A DBS caracteriza a venda de títulos na Índia como uma reprecificação macro ampla, e não como deterioração dos fundamentos domésticos. Também aponta para a continuidade da demanda estrutural e da participação estrangeira, e espera que o pico de yields perca força assim que o sentimento de risco se estabilizar. Com base nisso, a DBS identifica o trecho de 10 anos como o ponto preferido para aumentar a exposição a duration em níveis de entrada mais atrativos.
Fundamentos Sólidos e Reação Exagerada Guiada pelo Macro
Vimos recentemente um salto nos rendimentos dos títulos do governo indiano, com o G-Sec de 10 anos chegando a 7,15% em meio a nervosismo geopolítico generalizado. No entanto, acreditamos que essa reprecificação é uma reação exagerada guiada por fatores macro. Os fundamentos domésticos da Índia seguem sólidos e não se deterioraram.
A narrativa doméstica da Índia permanece muito intacta, com a inflação ao consumidor (CPI) de junho vindo em administráveis 4,5%. O Banco Central da Índia (RBI) manteve a taxa de política em 6,25%, sinalizando condução estável em meio ao ruído global. Além disso, a participação estrangeira continua robusta, com mais de US$ 8 bilhões em novos ingressos no mercado de dívida neste ano, impulsionados pelo processo em curso de inclusão em índices de bonds.
Oportunidades Táticas para Exposição a Duration e Estratégias com Derivativos
Vemos isso como uma oportunidade tática para aumentar a exposição a duration, particularmente no trecho de 10 anos. Para traders de derivativos, isso significa considerar posições compradas em contratos futuros de Government Securities de 10 anos para se beneficiar de uma potencial queda dos yields. Esse movimento é atrativo nesses níveis de entrada mais elevados, antes que o sentimento de risco se estabilize.

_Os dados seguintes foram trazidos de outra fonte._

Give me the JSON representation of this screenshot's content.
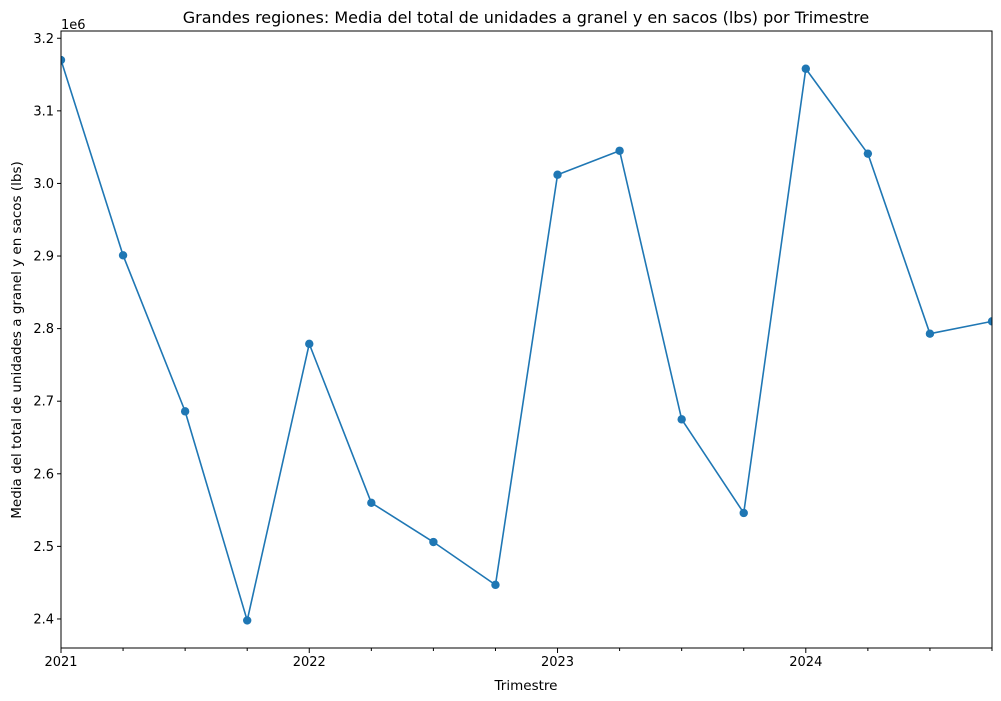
{
  "chart_data": {
    "type": "line",
    "title": "Grandes regiones: Media del total de unidades a granel y en sacos (lbs) por Trimestre",
    "xlabel": "Trimestre",
    "ylabel": "Media del total de unidades a granel y en sacos (lbs)",
    "y_offset_label": "1e6",
    "color": "#1f77b4",
    "grid": false,
    "x": [
      "2021Q1",
      "2021Q2",
      "2021Q3",
      "2021Q4",
      "2022Q1",
      "2022Q2",
      "2022Q3",
      "2022Q4",
      "2023Q1",
      "2023Q2",
      "2023Q3",
      "2023Q4",
      "2024Q1",
      "2024Q2",
      "2024Q3",
      "2024Q4"
    ],
    "values": [
      3170000,
      2901000,
      2686000,
      2398000,
      2779000,
      2560000,
      2506000,
      2447000,
      3012000,
      3045000,
      2675000,
      2546000,
      3158000,
      3041000,
      2793000,
      2810000
    ],
    "x_tick_labels": [
      "2021",
      "2022",
      "2023",
      "2024"
    ],
    "y_tick_labels": [
      "2.4",
      "2.5",
      "2.6",
      "2.7",
      "2.8",
      "2.9",
      "3.0",
      "3.1",
      "3.2"
    ],
    "ylim": [
      2.36,
      3.21
    ]
  }
}
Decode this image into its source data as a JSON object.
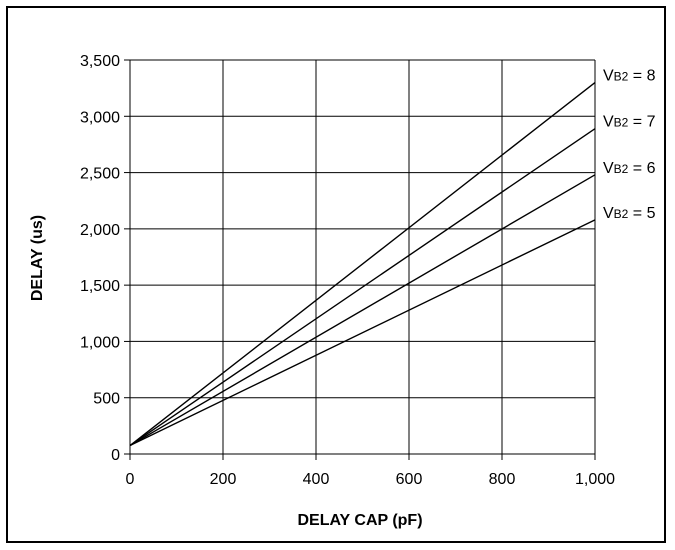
{
  "chart_data": {
    "type": "line",
    "title": "",
    "xlabel": "DELAY CAP (pF)",
    "ylabel": "DELAY (us)",
    "xlim": [
      0,
      1000
    ],
    "ylim": [
      0,
      3500
    ],
    "x_ticks": [
      0,
      200,
      400,
      600,
      800,
      1000
    ],
    "x_tick_labels": [
      "0",
      "200",
      "400",
      "600",
      "800",
      "1,000"
    ],
    "y_ticks": [
      0,
      500,
      1000,
      1500,
      2000,
      2500,
      3000,
      3500
    ],
    "y_tick_labels": [
      "0",
      "500",
      "1,000",
      "1,500",
      "2,000",
      "2,500",
      "3,000",
      "3,500"
    ],
    "grid": true,
    "legend": "right of plot, label at line end",
    "line_color": "#000000",
    "series": [
      {
        "name": "VB2 = 8",
        "label_main": "V",
        "label_sub": "B2",
        "label_rest": " = 8",
        "x": [
          0,
          1000
        ],
        "values": [
          75,
          3300
        ]
      },
      {
        "name": "VB2 = 7",
        "label_main": "V",
        "label_sub": "B2",
        "label_rest": " = 7",
        "x": [
          0,
          1000
        ],
        "values": [
          75,
          2890
        ]
      },
      {
        "name": "VB2 = 6",
        "label_main": "V",
        "label_sub": "B2",
        "label_rest": " = 6",
        "x": [
          0,
          1000
        ],
        "values": [
          75,
          2480
        ]
      },
      {
        "name": "VB2 = 5",
        "label_main": "V",
        "label_sub": "B2",
        "label_rest": " = 5",
        "x": [
          0,
          1000
        ],
        "values": [
          75,
          2080
        ]
      }
    ]
  }
}
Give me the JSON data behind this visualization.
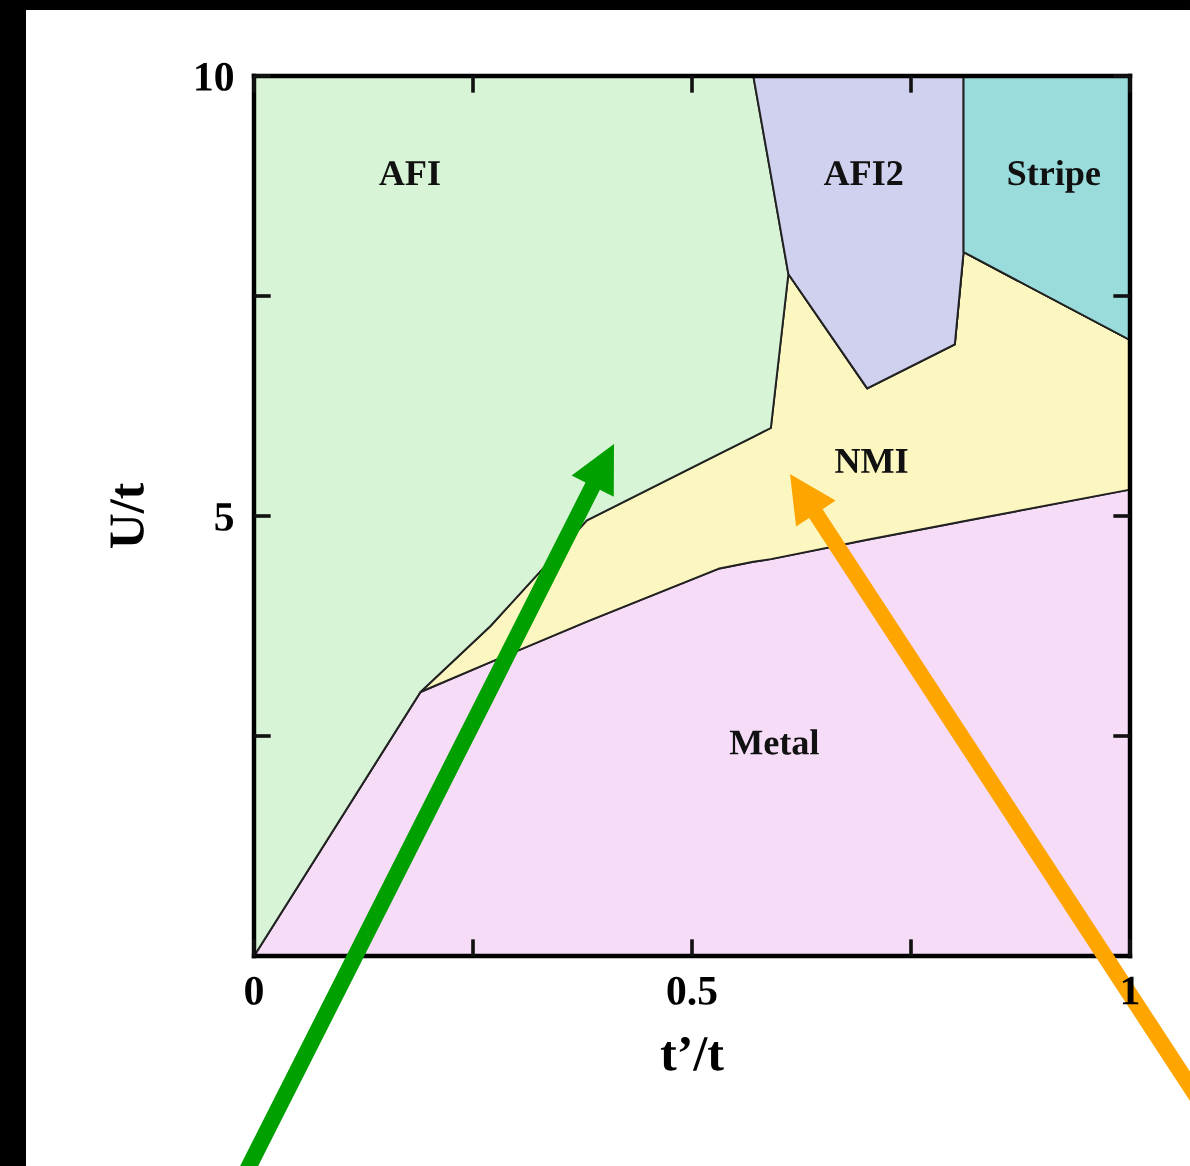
{
  "chart_data": {
    "type": "area",
    "stacked": true,
    "xlabel": "t’/t",
    "ylabel": "U/t",
    "x": [
      0,
      0.19,
      0.27,
      0.38,
      0.53,
      0.57,
      0.59,
      0.61,
      0.7,
      0.8,
      0.81,
      0.81,
      1.0
    ],
    "series": [
      {
        "name": "Metal",
        "color": "#f7dcf8",
        "values": [
          0,
          3.0,
          3.34,
          3.8,
          4.4,
          4.48,
          4.51,
          4.55,
          4.73,
          4.92,
          4.94,
          4.94,
          5.3
        ]
      },
      {
        "name": "NMI",
        "color": "#fcf7c0",
        "values": [
          0,
          0,
          0.41,
          1.15,
          1.3,
          1.42,
          1.49,
          3.2,
          1.72,
          2.03,
          3.06,
          3.06,
          1.7
        ]
      },
      {
        "name": "AFI",
        "color": "#d8f4d6",
        "values": [
          10,
          7.0,
          6.25,
          5.05,
          4.3,
          4.1,
          2.88,
          0,
          0,
          0,
          0,
          0,
          0
        ]
      },
      {
        "name": "AFI2",
        "color": "#d0d0ef",
        "values": [
          0,
          0,
          0,
          0,
          0,
          0,
          1.12,
          2.25,
          3.55,
          3.05,
          2.0,
          0,
          0
        ]
      },
      {
        "name": "Stripe",
        "color": "#9adcdc",
        "values": [
          0,
          0,
          0,
          0,
          0,
          0,
          0,
          0,
          0,
          0,
          0,
          2.0,
          3.0
        ]
      }
    ],
    "xlim": [
      0,
      1
    ],
    "ylim": [
      0,
      10
    ],
    "xticks": [
      0,
      {
        "value": 0.25,
        "label": null
      },
      0.5,
      {
        "value": 0.75,
        "label": null
      },
      1
    ],
    "yticks": [
      {
        "value": 2.5,
        "label": null
      },
      5,
      {
        "value": 7.5,
        "label": null
      },
      10
    ]
  }
}
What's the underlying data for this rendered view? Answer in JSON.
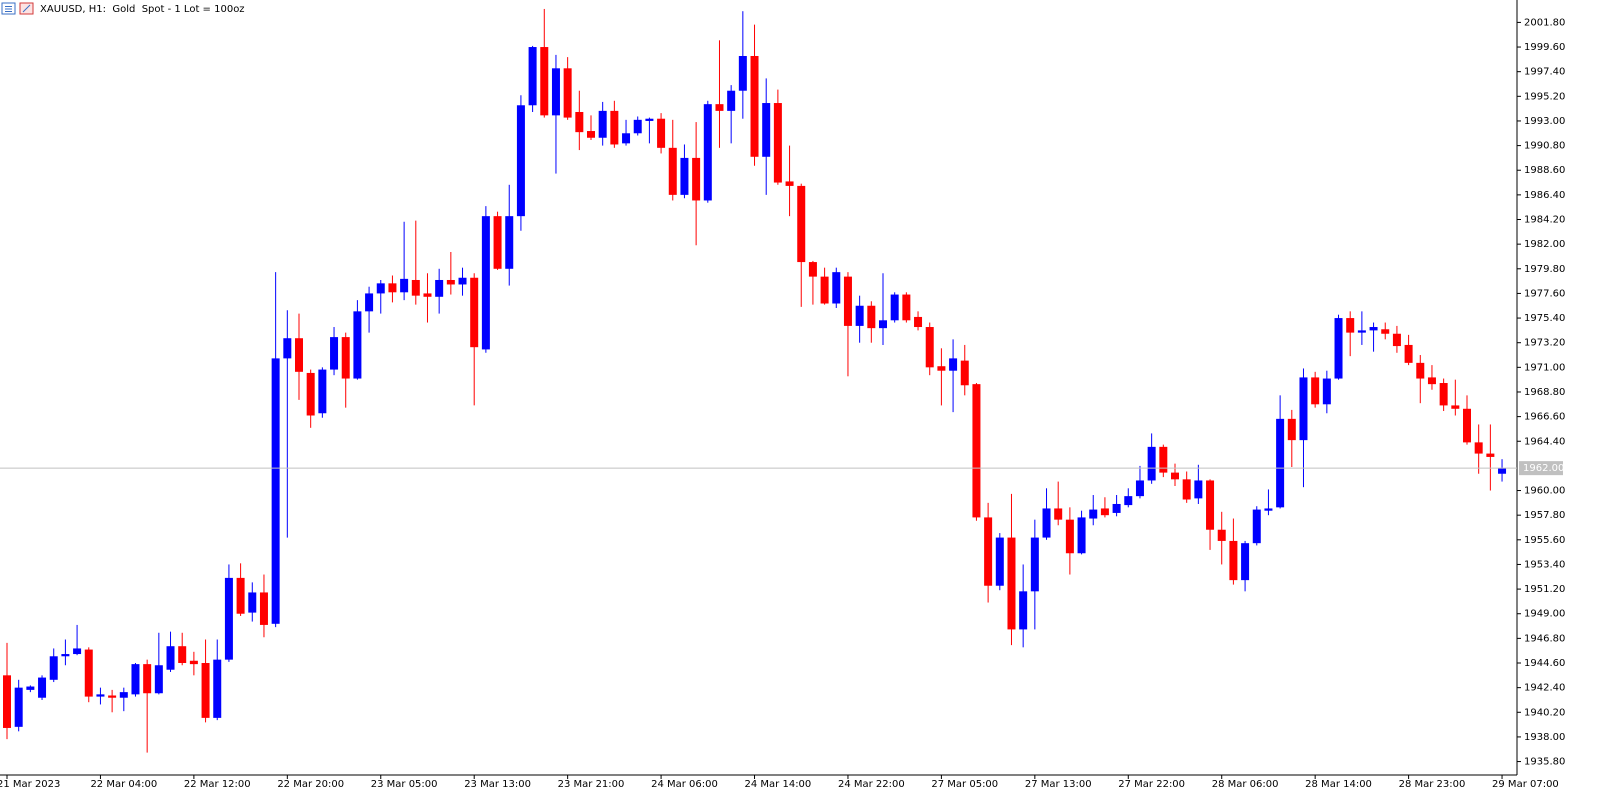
{
  "chart_data": {
    "type": "candlestick",
    "title": "XAUUSD, H1:  Gold  Spot - 1 Lot = 100oz",
    "up_color": "#0000ff",
    "down_color": "#ff0000",
    "grid": false,
    "categories": [
      "21 Mar 2023",
      null,
      null,
      null,
      null,
      null,
      null,
      null,
      "22 Mar 04:00",
      null,
      null,
      null,
      null,
      null,
      null,
      null,
      "22 Mar 12:00",
      null,
      null,
      null,
      null,
      null,
      null,
      null,
      "22 Mar 20:00",
      null,
      null,
      null,
      null,
      null,
      null,
      null,
      "23 Mar 05:00",
      null,
      null,
      null,
      null,
      null,
      null,
      null,
      "23 Mar 13:00",
      null,
      null,
      null,
      null,
      null,
      null,
      null,
      "23 Mar 21:00",
      null,
      null,
      null,
      null,
      null,
      null,
      null,
      "24 Mar 06:00",
      null,
      null,
      null,
      null,
      null,
      null,
      null,
      "24 Mar 14:00",
      null,
      null,
      null,
      null,
      null,
      null,
      null,
      "24 Mar 22:00",
      null,
      null,
      null,
      null,
      null,
      null,
      null,
      "27 Mar 05:00",
      null,
      null,
      null,
      null,
      null,
      null,
      null,
      "27 Mar 13:00",
      null,
      null,
      null,
      null,
      null,
      null,
      null,
      "27 Mar 22:00",
      null,
      null,
      null,
      null,
      null,
      null,
      null,
      "28 Mar 06:00",
      null,
      null,
      null,
      null,
      null,
      null,
      null,
      "28 Mar 14:00",
      null,
      null,
      null,
      null,
      null,
      null,
      null,
      "28 Mar 23:00",
      null,
      null,
      null,
      null,
      null,
      null,
      null,
      "29 Mar 07:00"
    ],
    "open": [
      1943.5,
      1938.9,
      1942.2,
      1941.5,
      1943.1,
      1945.2,
      1945.4,
      1945.8,
      1941.6,
      1941.7,
      1941.5,
      1941.8,
      1944.5,
      1941.9,
      1944.0,
      1946.1,
      1944.8,
      1944.6,
      1939.7,
      1944.9,
      1952.2,
      1949.1,
      1950.9,
      1948.1,
      1971.8,
      1973.6,
      1970.5,
      1966.9,
      1970.8,
      1973.7,
      1970.0,
      1976.0,
      1977.6,
      1978.5,
      1977.7,
      1978.8,
      1977.6,
      1977.3,
      1978.8,
      1978.4,
      1979.0,
      1972.6,
      1984.5,
      1979.8,
      1984.5,
      1994.4,
      1999.6,
      1993.5,
      1997.7,
      1993.8,
      1992.1,
      1991.5,
      1993.9,
      1991.0,
      1991.9,
      1993.0,
      1993.2,
      1990.6,
      1986.4,
      1989.7,
      1985.9,
      1994.5,
      1993.9,
      1995.7,
      1998.8,
      1989.8,
      1994.6,
      1987.6,
      1987.2,
      1980.4,
      1979.1,
      1976.7,
      1979.1,
      1974.7,
      1976.5,
      1974.5,
      1975.2,
      1977.5,
      1975.5,
      1974.6,
      1971.1,
      1970.7,
      1971.6,
      1969.5,
      1957.6,
      1951.5,
      1955.8,
      1947.6,
      1951.0,
      1955.8,
      1958.4,
      1957.4,
      1954.4,
      1957.5,
      1958.4,
      1958.0,
      1958.7,
      1959.5,
      1960.9,
      1963.9,
      1961.6,
      1961.0,
      1959.3,
      1960.9,
      1956.5,
      1955.5,
      1952.0,
      1955.3,
      1958.2,
      1958.5,
      1966.4,
      1964.5,
      1970.1,
      1967.7,
      1970.0,
      1975.4,
      1974.1,
      1974.3,
      1974.4,
      1974.0,
      1973.0,
      1971.4,
      1970.1,
      1969.6,
      1967.6,
      1967.3,
      1964.3,
      1963.3,
      1961.5
    ],
    "close": [
      1938.8,
      1942.4,
      1942.5,
      1943.3,
      1945.2,
      1945.4,
      1945.9,
      1941.6,
      1941.8,
      1941.5,
      1942.0,
      1944.5,
      1941.9,
      1944.4,
      1946.1,
      1944.6,
      1944.5,
      1939.7,
      1944.9,
      1952.2,
      1949.0,
      1950.9,
      1948.0,
      1971.8,
      1973.6,
      1970.6,
      1966.7,
      1970.8,
      1973.7,
      1970.0,
      1976.0,
      1977.6,
      1978.5,
      1977.7,
      1978.9,
      1977.4,
      1977.3,
      1978.8,
      1978.4,
      1979.0,
      1972.8,
      1984.5,
      1979.8,
      1984.5,
      1994.4,
      1999.6,
      1993.5,
      1997.7,
      1993.3,
      1992.0,
      1991.5,
      1993.9,
      1990.9,
      1991.9,
      1993.1,
      1993.2,
      1990.6,
      1986.4,
      1989.7,
      1985.9,
      1994.5,
      1993.9,
      1995.7,
      1998.8,
      1989.8,
      1994.6,
      1987.5,
      1987.2,
      1980.4,
      1979.1,
      1976.7,
      1979.5,
      1974.7,
      1976.5,
      1974.5,
      1975.2,
      1977.5,
      1975.2,
      1974.6,
      1971.0,
      1970.7,
      1971.8,
      1969.4,
      1957.6,
      1951.5,
      1955.8,
      1947.6,
      1951.0,
      1955.8,
      1958.4,
      1957.4,
      1954.4,
      1957.6,
      1958.3,
      1957.8,
      1958.8,
      1959.5,
      1960.9,
      1963.9,
      1961.6,
      1961.0,
      1959.2,
      1960.9,
      1956.5,
      1955.5,
      1952.0,
      1955.3,
      1958.3,
      1958.4,
      1966.4,
      1964.5,
      1970.1,
      1967.7,
      1970.0,
      1975.4,
      1974.1,
      1974.3,
      1974.6,
      1974.0,
      1972.9,
      1971.4,
      1970.0,
      1969.5,
      1967.6,
      1967.3,
      1964.3,
      1963.3,
      1963.0,
      1962.0
    ],
    "high": [
      1946.4,
      1943.1,
      1942.6,
      1943.5,
      1945.9,
      1946.7,
      1948.0,
      1946.0,
      1942.4,
      1942.2,
      1942.4,
      1944.6,
      1944.9,
      1947.3,
      1947.4,
      1947.3,
      1945.6,
      1946.7,
      1946.7,
      1953.4,
      1953.5,
      1951.8,
      1952.5,
      1979.5,
      1976.1,
      1975.8,
      1970.8,
      1971.0,
      1974.6,
      1974.1,
      1977.0,
      1978.2,
      1978.8,
      1979.2,
      1984.0,
      1984.1,
      1979.4,
      1979.8,
      1981.3,
      1979.9,
      1979.4,
      1985.4,
      1984.9,
      1987.3,
      1995.3,
      1999.7,
      2003.0,
      1998.9,
      1998.7,
      1995.7,
      1993.5,
      1994.7,
      1994.8,
      1993.1,
      1993.4,
      1993.3,
      1993.7,
      1993.1,
      1990.9,
      1992.9,
      1994.8,
      2000.2,
      1996.2,
      2002.8,
      2001.6,
      1996.8,
      1995.8,
      1990.8,
      1987.4,
      1980.5,
      1979.9,
      1979.9,
      1979.5,
      1977.4,
      1976.9,
      1979.4,
      1977.7,
      1977.7,
      1976.0,
      1975.0,
      1972.7,
      1973.5,
      1973.0,
      1969.6,
      1958.9,
      1956.2,
      1959.7,
      1953.4,
      1957.4,
      1960.2,
      1960.8,
      1958.5,
      1958.2,
      1959.6,
      1959.4,
      1959.6,
      1960.2,
      1962.2,
      1965.1,
      1964.1,
      1962.4,
      1961.7,
      1962.3,
      1961.0,
      1958.1,
      1957.5,
      1955.5,
      1958.6,
      1960.1,
      1968.5,
      1967.2,
      1970.9,
      1970.6,
      1970.7,
      1975.7,
      1976.0,
      1976.0,
      1975.0,
      1975.0,
      1974.7,
      1973.9,
      1972.1,
      1971.2,
      1970.0,
      1969.9,
      1968.5,
      1965.9,
      1965.9,
      1962.8
    ],
    "low": [
      1937.8,
      1938.5,
      1942.0,
      1941.3,
      1942.9,
      1944.4,
      1945.3,
      1941.1,
      1940.9,
      1940.2,
      1940.3,
      1941.6,
      1936.6,
      1941.8,
      1943.8,
      1944.4,
      1943.5,
      1939.3,
      1939.5,
      1944.7,
      1948.8,
      1948.3,
      1946.9,
      1947.8,
      1955.8,
      1968.1,
      1965.6,
      1966.5,
      1970.3,
      1967.4,
      1969.9,
      1974.1,
      1975.8,
      1976.8,
      1977.0,
      1976.6,
      1975.0,
      1975.8,
      1977.5,
      1977.4,
      1967.6,
      1972.3,
      1979.7,
      1978.3,
      1983.2,
      1993.8,
      1993.3,
      1988.3,
      1993.1,
      1990.4,
      1991.3,
      1990.8,
      1990.6,
      1990.8,
      1991.7,
      1991.0,
      1990.1,
      1985.9,
      1986.1,
      1981.9,
      1985.7,
      1990.6,
      1991.0,
      1993.2,
      1989.0,
      1986.4,
      1987.3,
      1984.5,
      1976.4,
      1976.6,
      1976.6,
      1976.3,
      1970.2,
      1973.2,
      1973.2,
      1973.0,
      1975.0,
      1975.0,
      1974.3,
      1970.3,
      1967.6,
      1967.0,
      1968.5,
      1957.3,
      1950.0,
      1951.1,
      1946.2,
      1946.0,
      1947.6,
      1955.6,
      1956.9,
      1952.5,
      1954.3,
      1956.9,
      1957.6,
      1957.7,
      1958.5,
      1959.3,
      1960.6,
      1961.2,
      1960.4,
      1958.9,
      1958.8,
      1954.7,
      1953.4,
      1951.6,
      1951.0,
      1955.1,
      1957.8,
      1958.4,
      1962.1,
      1960.3,
      1967.4,
      1966.9,
      1969.9,
      1972.0,
      1973.0,
      1972.4,
      1973.5,
      1972.3,
      1971.2,
      1967.8,
      1969.0,
      1967.1,
      1966.7,
      1964.1,
      1961.5,
      1960.0,
      1960.8
    ],
    "current_price": {
      "value": 1962,
      "label": "1962.00"
    },
    "ylim": [
      1934.6,
      2003.8
    ],
    "yticks": [
      {
        "value": 2001.8,
        "label": "2001.80"
      },
      {
        "value": 1999.6,
        "label": "1999.60"
      },
      {
        "value": 1997.4,
        "label": "1997.40"
      },
      {
        "value": 1995.2,
        "label": "1995.20"
      },
      {
        "value": 1993,
        "label": "1993.00"
      },
      {
        "value": 1990.8,
        "label": "1990.80"
      },
      {
        "value": 1988.6,
        "label": "1988.60"
      },
      {
        "value": 1986.4,
        "label": "1986.40"
      },
      {
        "value": 1984.2,
        "label": "1984.20"
      },
      {
        "value": 1982,
        "label": "1982.00"
      },
      {
        "value": 1979.8,
        "label": "1979.80"
      },
      {
        "value": 1977.6,
        "label": "1977.60"
      },
      {
        "value": 1975.4,
        "label": "1975.40"
      },
      {
        "value": 1973.2,
        "label": "1973.20"
      },
      {
        "value": 1971,
        "label": "1971.00"
      },
      {
        "value": 1968.8,
        "label": "1968.80"
      },
      {
        "value": 1966.6,
        "label": "1966.60"
      },
      {
        "value": 1964.4,
        "label": "1964.40"
      },
      {
        "value": 1960,
        "label": "1960.00"
      },
      {
        "value": 1957.8,
        "label": "1957.80"
      },
      {
        "value": 1955.6,
        "label": "1955.60"
      },
      {
        "value": 1953.4,
        "label": "1953.40"
      },
      {
        "value": 1951.2,
        "label": "1951.20"
      },
      {
        "value": 1949,
        "label": "1949.00"
      },
      {
        "value": 1946.8,
        "label": "1946.80"
      },
      {
        "value": 1944.6,
        "label": "1944.60"
      },
      {
        "value": 1942.4,
        "label": "1942.40"
      },
      {
        "value": 1940.2,
        "label": "1940.20"
      },
      {
        "value": 1938,
        "label": "1938.00"
      },
      {
        "value": 1935.8,
        "label": "1935.80"
      }
    ]
  }
}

Outra abordagem envolve o uso de opções sobre futuros de juros para estruturar uma visão altista para os preços dos títulos. A compra de opções de compra (calls) pode oferecer uma forma alavancada de se posicionar para um recuo dos yields em direção ao patamar de 6,9% observado no mês passado. Essa estratégia limita o risco de perda caso o ambiente global de aversão a risco persista por mais tempo do que o esperado.